Menurutnya, ART tidak bisa dipandang sebagai perjanjian dagang biasa, dikutip dari rmol.id, Rabu, 25 Februari 2026.
Ruang lingkup ART sangat luas karena mencakup perdagangan, investasi, ekonomi digital, sumber daya alam, ketenagakerjaan, lingkungan hidup, hingga keamanan ekonomi.
"Dampaknya disebut langsung menyentuh kepentingan publik dan arah pembangunan nasional," ujarnya.

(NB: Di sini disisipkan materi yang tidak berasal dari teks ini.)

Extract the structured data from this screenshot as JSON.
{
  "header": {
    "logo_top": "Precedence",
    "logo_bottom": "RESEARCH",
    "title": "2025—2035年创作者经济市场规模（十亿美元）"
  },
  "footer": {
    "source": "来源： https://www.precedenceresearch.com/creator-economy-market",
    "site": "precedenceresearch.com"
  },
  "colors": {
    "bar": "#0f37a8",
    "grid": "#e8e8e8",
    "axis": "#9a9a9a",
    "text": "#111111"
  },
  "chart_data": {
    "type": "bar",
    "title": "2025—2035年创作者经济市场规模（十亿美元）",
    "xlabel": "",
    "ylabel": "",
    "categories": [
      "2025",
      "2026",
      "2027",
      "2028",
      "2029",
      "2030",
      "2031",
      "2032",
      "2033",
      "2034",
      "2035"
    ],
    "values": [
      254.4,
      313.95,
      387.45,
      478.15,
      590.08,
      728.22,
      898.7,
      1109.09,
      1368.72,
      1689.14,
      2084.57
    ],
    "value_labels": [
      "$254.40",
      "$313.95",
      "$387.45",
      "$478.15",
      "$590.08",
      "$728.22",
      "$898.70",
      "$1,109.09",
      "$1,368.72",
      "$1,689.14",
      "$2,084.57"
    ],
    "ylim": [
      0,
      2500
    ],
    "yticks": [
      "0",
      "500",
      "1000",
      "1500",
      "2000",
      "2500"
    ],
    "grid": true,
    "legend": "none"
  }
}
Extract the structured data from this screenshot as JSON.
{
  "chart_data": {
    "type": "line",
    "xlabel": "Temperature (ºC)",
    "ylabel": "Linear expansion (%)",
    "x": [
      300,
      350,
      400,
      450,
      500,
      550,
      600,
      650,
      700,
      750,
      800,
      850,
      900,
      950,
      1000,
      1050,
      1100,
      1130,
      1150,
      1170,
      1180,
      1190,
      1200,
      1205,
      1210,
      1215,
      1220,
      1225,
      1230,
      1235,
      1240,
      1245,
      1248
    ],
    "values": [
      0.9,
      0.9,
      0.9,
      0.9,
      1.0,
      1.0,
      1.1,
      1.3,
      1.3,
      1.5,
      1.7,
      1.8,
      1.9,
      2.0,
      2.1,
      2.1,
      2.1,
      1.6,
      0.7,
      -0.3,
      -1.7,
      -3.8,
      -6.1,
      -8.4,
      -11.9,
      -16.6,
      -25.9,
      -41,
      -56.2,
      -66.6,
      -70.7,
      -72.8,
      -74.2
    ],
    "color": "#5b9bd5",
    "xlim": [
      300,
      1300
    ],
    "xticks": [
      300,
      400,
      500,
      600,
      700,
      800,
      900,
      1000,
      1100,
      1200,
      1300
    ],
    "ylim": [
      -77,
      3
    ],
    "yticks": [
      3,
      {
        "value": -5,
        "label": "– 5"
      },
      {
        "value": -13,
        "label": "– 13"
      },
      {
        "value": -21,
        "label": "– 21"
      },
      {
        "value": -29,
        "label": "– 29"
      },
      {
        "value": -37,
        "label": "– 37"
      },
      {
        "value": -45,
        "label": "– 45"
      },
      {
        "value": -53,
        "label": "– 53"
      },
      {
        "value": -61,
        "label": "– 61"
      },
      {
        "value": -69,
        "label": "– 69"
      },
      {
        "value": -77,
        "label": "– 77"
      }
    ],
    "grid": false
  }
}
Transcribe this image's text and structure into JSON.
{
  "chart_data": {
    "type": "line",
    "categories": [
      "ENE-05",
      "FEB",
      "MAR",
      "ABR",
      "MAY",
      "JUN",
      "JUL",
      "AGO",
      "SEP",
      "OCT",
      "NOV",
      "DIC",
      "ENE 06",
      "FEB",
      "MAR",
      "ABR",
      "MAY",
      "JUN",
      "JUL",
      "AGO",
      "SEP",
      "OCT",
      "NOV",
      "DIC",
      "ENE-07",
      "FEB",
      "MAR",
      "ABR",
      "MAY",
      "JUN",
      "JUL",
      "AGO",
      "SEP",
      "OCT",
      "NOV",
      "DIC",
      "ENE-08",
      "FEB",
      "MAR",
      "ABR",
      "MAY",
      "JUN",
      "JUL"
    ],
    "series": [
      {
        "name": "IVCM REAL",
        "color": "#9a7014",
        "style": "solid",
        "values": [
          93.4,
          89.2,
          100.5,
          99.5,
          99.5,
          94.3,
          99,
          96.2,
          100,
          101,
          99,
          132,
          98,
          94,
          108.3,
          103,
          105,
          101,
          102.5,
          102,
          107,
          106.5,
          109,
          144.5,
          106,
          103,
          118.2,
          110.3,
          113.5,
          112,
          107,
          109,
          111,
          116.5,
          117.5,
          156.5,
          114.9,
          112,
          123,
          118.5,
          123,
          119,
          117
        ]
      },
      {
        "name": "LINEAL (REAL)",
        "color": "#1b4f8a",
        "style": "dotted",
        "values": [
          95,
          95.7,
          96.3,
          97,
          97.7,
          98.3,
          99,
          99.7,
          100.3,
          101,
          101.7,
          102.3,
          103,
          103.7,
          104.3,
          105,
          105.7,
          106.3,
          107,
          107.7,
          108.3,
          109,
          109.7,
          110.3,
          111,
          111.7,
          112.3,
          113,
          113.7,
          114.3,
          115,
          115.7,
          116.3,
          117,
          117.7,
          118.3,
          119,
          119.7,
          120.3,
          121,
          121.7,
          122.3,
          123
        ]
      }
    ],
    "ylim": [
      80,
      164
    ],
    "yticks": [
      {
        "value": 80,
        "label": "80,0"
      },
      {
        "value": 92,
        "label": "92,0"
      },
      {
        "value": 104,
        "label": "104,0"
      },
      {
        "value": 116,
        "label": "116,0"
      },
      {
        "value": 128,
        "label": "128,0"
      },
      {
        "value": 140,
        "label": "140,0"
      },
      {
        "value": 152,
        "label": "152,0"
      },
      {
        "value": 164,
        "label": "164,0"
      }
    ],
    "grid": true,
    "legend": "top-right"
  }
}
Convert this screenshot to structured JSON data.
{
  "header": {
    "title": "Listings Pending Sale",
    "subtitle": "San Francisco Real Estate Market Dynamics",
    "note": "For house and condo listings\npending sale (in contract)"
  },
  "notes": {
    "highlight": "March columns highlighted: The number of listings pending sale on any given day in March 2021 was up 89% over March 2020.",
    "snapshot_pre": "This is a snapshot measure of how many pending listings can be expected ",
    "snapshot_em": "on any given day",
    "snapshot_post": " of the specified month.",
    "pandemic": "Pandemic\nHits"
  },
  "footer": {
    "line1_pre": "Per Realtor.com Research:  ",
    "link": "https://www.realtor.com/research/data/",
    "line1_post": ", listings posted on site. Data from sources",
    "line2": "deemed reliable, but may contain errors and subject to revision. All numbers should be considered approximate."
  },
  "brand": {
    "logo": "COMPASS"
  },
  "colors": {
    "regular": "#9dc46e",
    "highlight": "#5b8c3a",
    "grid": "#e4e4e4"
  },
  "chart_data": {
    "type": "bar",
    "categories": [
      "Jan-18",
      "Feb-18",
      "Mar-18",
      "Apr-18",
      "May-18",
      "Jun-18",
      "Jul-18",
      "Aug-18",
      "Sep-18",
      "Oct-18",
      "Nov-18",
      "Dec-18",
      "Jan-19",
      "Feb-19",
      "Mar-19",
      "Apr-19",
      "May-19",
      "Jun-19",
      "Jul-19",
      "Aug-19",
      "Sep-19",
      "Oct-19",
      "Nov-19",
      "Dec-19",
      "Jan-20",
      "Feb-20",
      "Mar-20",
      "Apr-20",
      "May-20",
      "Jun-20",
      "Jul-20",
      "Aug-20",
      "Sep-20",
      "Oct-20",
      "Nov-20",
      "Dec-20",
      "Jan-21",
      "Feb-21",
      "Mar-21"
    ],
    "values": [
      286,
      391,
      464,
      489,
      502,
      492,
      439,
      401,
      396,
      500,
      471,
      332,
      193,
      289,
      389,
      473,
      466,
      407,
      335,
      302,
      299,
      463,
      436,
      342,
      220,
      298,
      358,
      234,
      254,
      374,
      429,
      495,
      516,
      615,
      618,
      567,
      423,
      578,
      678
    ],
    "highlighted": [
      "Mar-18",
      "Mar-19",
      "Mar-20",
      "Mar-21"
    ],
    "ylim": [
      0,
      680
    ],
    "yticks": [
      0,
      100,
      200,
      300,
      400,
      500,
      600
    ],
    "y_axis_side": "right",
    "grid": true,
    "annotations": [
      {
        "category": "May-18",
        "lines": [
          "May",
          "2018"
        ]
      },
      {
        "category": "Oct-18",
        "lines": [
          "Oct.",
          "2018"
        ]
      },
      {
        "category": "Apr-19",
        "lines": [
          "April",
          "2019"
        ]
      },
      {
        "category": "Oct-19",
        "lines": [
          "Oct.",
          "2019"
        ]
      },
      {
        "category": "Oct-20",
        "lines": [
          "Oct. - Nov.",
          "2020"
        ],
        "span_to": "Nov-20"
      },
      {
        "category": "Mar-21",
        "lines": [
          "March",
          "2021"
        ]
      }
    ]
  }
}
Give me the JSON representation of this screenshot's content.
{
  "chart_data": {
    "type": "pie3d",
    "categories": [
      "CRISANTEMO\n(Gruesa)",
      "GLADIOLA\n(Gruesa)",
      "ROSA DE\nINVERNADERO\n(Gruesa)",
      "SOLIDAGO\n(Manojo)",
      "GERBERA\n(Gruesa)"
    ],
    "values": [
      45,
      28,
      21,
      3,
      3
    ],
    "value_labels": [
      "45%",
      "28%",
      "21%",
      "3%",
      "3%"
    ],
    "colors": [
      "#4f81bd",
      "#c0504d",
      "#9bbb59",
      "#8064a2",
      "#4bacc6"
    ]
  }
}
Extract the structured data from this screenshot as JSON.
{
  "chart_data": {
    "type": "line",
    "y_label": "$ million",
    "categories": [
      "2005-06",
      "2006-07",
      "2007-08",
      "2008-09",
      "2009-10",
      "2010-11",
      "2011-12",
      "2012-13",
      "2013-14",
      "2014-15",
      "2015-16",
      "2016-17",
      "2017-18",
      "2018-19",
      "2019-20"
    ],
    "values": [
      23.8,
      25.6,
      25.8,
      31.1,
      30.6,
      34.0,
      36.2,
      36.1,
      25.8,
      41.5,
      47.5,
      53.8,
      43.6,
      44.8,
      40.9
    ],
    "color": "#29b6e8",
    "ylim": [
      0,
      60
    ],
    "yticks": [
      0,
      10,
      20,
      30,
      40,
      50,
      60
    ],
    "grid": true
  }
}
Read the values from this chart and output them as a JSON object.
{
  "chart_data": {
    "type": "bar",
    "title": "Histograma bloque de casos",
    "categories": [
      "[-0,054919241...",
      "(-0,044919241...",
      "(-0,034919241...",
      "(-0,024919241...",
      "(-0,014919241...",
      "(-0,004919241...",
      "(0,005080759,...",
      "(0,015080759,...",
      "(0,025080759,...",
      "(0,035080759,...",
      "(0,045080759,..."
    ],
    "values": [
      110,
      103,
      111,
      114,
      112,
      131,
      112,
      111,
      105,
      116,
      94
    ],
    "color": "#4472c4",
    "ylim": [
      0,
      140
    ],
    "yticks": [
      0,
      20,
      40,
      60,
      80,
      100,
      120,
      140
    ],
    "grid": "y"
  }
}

Mengacu pada UU 24/2000 tentang Perjanjian Internasional, kesepakatan yang menyangkut kedaulatan negara, pembentukan norma hukum baru, lingkungan hidup, HAM, serta politik dan keamanan, wajib mendapat persetujuan DPR.
"Namun, proses ART minim transparansi dan partisipasi publik," ujarnya.
Secara substansi, sejumlah klausul juga dianggap berisiko bagi kepentingan nasional.
Salah satunya kewajiban impor migas dari AS sebesar 15 miliar Dolar AS atau sekitar Rp253,3 triliun.
Hal ini dinilai berpotensi memperlebar defisit neraca migas dan meningkatkan ketergantungan energi.